Light-hole states and hyperfine interaction in electrically-defined Ge/GeSn quantum dots

TL;DR

This paper theoretically explores light-hole states and hyperfine interactions in Ge/GeSn quantum dots, revealing how structural parameters and Sn content influence hyperfine coupling and qubit properties.

Contribution

It introduces a detailed atomic-scale model of hyperfine interactions in Ge/GeSn quantum dots, emphasizing the role of Sn content and band mixing in hyperfine coupling.

Findings

Hyperfine coupling strength depends on Sn content in the barrier.

Band mixing introduces s-type admixtures, affecting hyperfine interactions.

Hyperfine interactions are crucial for understanding hole spin qubits in Ge/GeSn QDs.

Abstract

We theoretically investigate hole spins confined in a gate-defined quantum dot (QD) embedded in GeSn/Ge/GeSn quantum well (QW) structure. Owing to the tensile strain in the Ge layer, the system effectively realizes a light-hole qubit. We systematically study how various morphological parameters influence the energy spectrum, g-factors, and the hyperfine coupling to the nuclear spin bath.

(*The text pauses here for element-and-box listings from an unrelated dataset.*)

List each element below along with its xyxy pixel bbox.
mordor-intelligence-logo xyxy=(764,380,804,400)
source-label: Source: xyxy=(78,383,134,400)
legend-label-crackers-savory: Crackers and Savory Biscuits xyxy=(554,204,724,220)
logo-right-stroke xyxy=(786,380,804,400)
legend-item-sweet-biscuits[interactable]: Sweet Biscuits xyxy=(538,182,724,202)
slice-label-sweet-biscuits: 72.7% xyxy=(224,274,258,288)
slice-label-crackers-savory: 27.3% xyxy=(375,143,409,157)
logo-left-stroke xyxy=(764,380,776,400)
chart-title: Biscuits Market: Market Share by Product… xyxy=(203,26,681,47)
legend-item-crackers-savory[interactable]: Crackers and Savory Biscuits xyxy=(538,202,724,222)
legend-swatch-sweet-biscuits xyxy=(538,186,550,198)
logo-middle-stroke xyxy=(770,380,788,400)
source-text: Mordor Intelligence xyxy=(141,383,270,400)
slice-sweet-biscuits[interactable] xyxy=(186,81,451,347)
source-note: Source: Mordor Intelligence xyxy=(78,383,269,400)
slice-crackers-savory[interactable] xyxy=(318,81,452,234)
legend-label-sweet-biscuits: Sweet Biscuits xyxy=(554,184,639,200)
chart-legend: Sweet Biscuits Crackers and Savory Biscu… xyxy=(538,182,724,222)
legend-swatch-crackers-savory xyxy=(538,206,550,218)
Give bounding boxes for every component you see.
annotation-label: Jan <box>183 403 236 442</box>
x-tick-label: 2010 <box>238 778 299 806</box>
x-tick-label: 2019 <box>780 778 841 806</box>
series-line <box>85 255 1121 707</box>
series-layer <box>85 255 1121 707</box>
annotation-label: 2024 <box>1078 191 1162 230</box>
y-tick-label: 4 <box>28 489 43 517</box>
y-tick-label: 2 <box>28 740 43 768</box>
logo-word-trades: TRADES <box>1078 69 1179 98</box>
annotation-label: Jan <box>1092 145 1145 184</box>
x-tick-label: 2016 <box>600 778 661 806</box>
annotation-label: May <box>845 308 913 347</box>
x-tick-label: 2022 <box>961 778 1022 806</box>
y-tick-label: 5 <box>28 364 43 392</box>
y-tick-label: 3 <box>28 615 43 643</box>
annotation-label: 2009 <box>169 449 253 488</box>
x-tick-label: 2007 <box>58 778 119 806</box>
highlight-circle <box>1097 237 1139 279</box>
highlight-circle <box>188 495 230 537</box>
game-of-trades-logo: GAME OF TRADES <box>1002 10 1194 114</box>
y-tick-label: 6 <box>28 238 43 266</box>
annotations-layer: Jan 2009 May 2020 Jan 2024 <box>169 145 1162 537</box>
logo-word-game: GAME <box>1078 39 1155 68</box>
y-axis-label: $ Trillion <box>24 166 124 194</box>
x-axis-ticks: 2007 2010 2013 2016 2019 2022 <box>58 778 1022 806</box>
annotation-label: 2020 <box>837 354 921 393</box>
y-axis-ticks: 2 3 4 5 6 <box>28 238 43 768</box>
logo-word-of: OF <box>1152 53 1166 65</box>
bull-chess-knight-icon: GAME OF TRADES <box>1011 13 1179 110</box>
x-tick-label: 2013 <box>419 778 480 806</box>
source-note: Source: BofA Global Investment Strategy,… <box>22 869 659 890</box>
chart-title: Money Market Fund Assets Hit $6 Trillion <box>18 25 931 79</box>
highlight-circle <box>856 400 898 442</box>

The simulations are carried out using a realistic, fully atomic sp$^3$d$^5$s$^*$ tight-binding model. We also perform complementary DFT calculations of wave functions near the atomic cores and use them to parameterize the hyperfine-interaction Hamiltonian. We evaluate the Overhauser field fluctuations and demonstrate that the strength of the hyperfine coupling for the lowest hole doublet crucially depends on the Sn content in the barrier. We highlight the conduction-valence band mixing, which leads to considerable $s$-type admixtures to the hole states, providing the dominant channel of hyperfine coupling due to the Fermi contact interaction.